In Bhagavad-gita Lord Krsna affirms, aham sarvasya prabhavah: “I am the source of everything.” In other words, everything in existence comes from Him. Clearly, we have not created the material energy—the land, water, sunlight, and so on—so how can we say we own it? After a carpenter takes some bricks, wood, and cement and builds a house, can he claim that he owns it? Not unless he wants to see the inside of a jail. The house belongs to the person who supplied the carpenter with the building materials. And it’s the same way on the cosmic scale. God supplies us with the food we eat, the air we breathe, the water we drink, the land we live on. Even our bodies and minds come from Him. It’s all His property—but still we’re claiming it as our own. This is thievery, and how can a bunch of thieves ever be peaceful or happy? They’ll just fight over the loot. And this is exactly what’s happening in the world today.

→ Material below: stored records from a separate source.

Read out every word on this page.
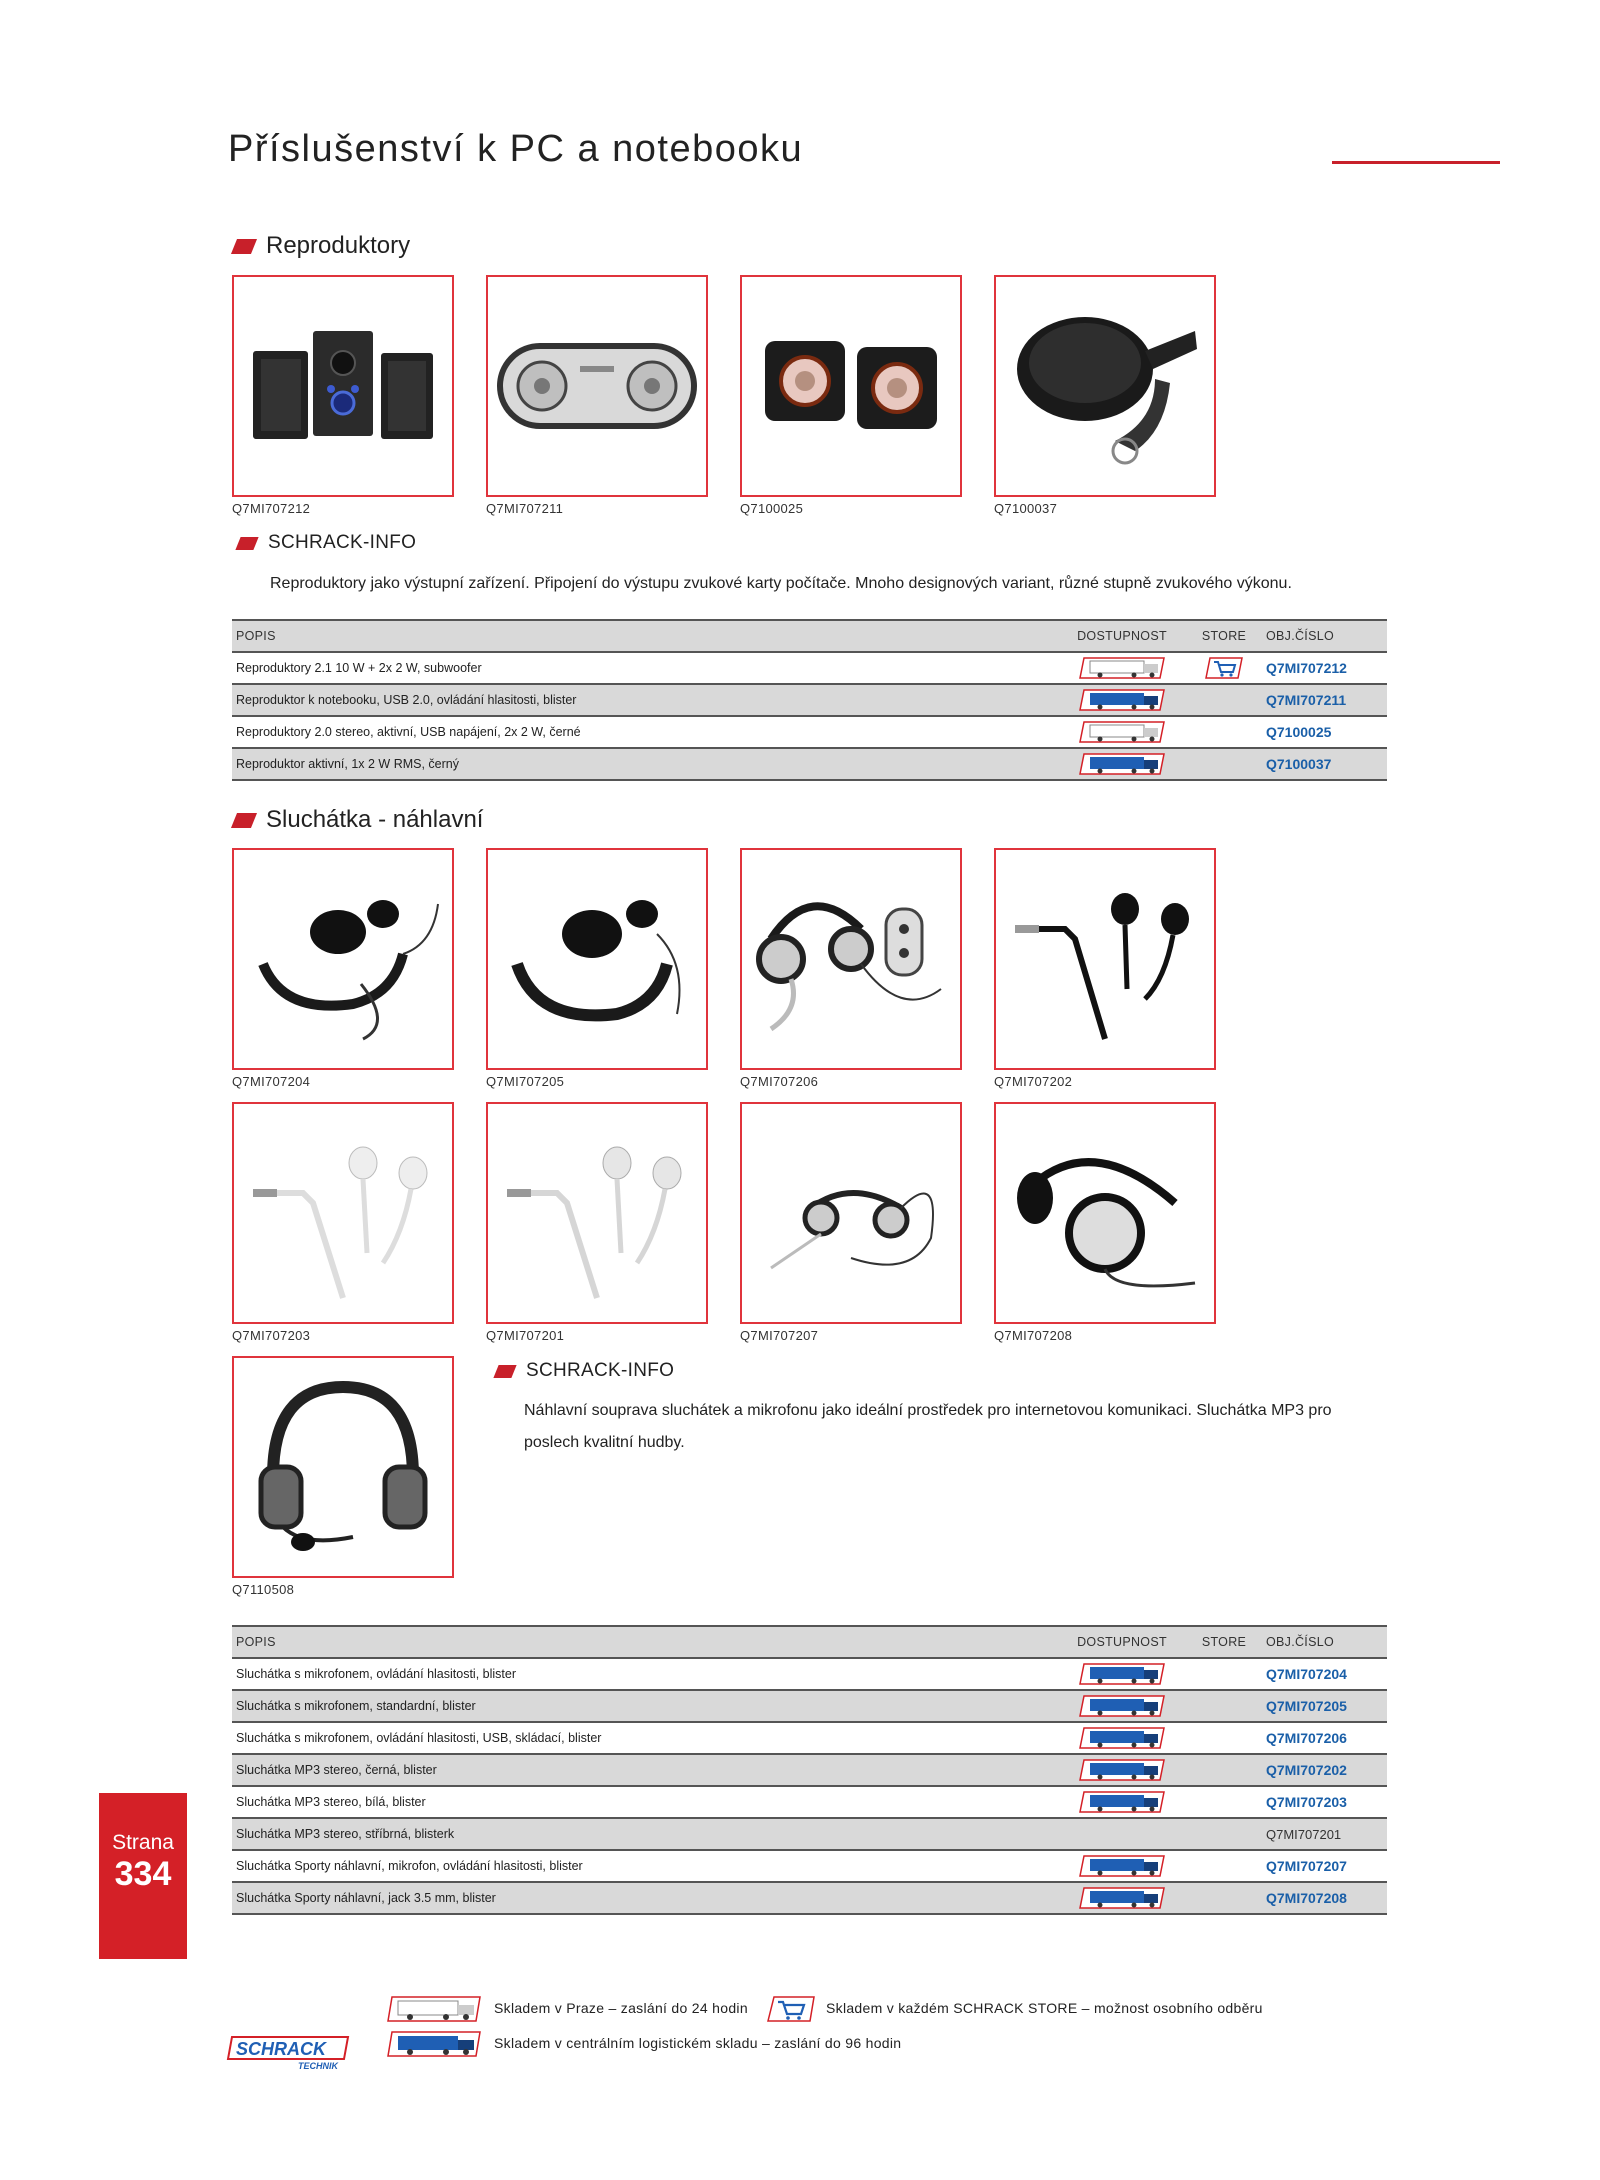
Příslušenství k PC a notebooku
Reproduktory
Q7MI707212	Q7MI707211	Q7100025	Q7100037
SCHRACK-INFO
Reproduktory jako výstupní zařízení. Připojení do výstupu zvukové karty počítače. Mnoho designových variant, různé stupně zvukového výkonu.
POPIS	DOSTUPNOST	STORE	OBJ.ČÍSLO
Reproduktory 2.1 10 W + 2x 2 W, subwoofer			Q7MI707212
Reproduktor k notebooku, USB 2.0, ovládání hlasitosti, blister			Q7MI707211
Reproduktory 2.0 stereo, aktivní, USB napájení, 2x 2 W, černé			Q7100025
Reproduktor aktivní, 1x 2 W RMS, černý			Q7100037
Sluchátka - náhlavní
Q7MI707204	Q7MI707205	Q7MI707206	Q7MI707202
Q7MI707203	Q7MI707201	Q7MI707207	Q7MI707208
Q7110508
SCHRACK-INFO
Náhlavní souprava sluchátek a mikrofonu jako ideální prostředek pro internetovou komunikaci. Sluchátka MP3 pro
poslech kvalitní hudby.
POPIS	DOSTUPNOST	STORE	OBJ.ČÍSLO
Sluchátka s mikrofonem, ovládání hlasitosti, blister			Q7MI707204
Sluchátka s mikrofonem, standardní, blister			Q7MI707205
Sluchátka s mikrofonem, ovládání hlasitosti, USB, skládací, blister			Q7MI707206
Sluchátka MP3 stereo, černá, blister			Q7MI707202
Sluchátka MP3 stereo, bílá, blister			Q7MI707203
Sluchátka MP3 stereo, stříbrná, blisterk			Q7MI707201
Sluchátka Sporty náhlavní, mikrofon, ovládání hlasitosti, blister			Q7MI707207
Sluchátka Sporty náhlavní, jack 3.5 mm, blister			Q7MI707208
Strana
334
Skladem v Praze – zaslání do 24 hodin	Skladem v každém SCHRACK STORE – možnost osobního odběru
Skladem v centrálním logistickém skladu – zaslání do 96 hodin
SCHRACK
TECHNIK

Take the U.S. Did we create these fifty states? If we’ve become the rightful owners just by living on the land, then what about the people who were here before we came on the scene? Didn’t we, in one way or another, steal the land from them? But now, of course, we’ve outlawed stealing. What kind of hypocrisy is this? Do we think the laws of nature will let us go on this way?

The Middle East conflict is another classic case of thieves fighting over stolen goods. The Jews, the Palestinians, the Syrians—all fighting over the same piece of desert land. But how can any of them claim the land as their own? We come into this world naked and empty-handed, and we leave the same way. Whatever we “own” while we’re here is only ours on loan. If I visit New York for two weeks, can I claim, “Now that I’ve been in New York for two weeks, the city belongs to me”? This is madness. Yet in the same way we are visiting this planet for a few years, and soon we’ll have to leave. How, then, can the Jews or the Arabs or anyone else claim that a certain piece of land belongs to them?

Actually, everything belongs to God, the supreme creator and supreme father. When the people of the world understand this idea, then their territorial claims and counterclaims will disappear like so many mirages. Just as two brothers can live together peacefully on their father’s estate, so a God conscious Arab and a God conscious Jew can live together peacefully on God’s land. In God’s mind is there any line of demarcation between Israel and Lebanon or the United States and Cuba? This nation against that, black against white, Jew against Arab, Catholic against Protestant—all these conflicts are due simply to our lack of God consciousness. The only solution for us is to recognize the real owner: God. This doesn’t mean we have to give up everything and live like ascetics. Actually, as God’s family we have a right to live on His property. But now we have forgotten our bond with the supreme father, which means we have also forgotten our bond with one another. That’s why we’re having so much trouble living and working together.

Imagine some people standing on a bridge over a small pond. If each of them starts tossing stones in at random, the ripples will clash, and in no time the water will become choppy. But if the people could toss the stones at the same central point, then the ripples would never clash; they’d harmonize. In the same way, if our nation has its center of interest and another nation has its center of interest, our interests will clash. But when we see that Lord Krsna is the perfect center of interest, then we won’t clash. We’ll have peace.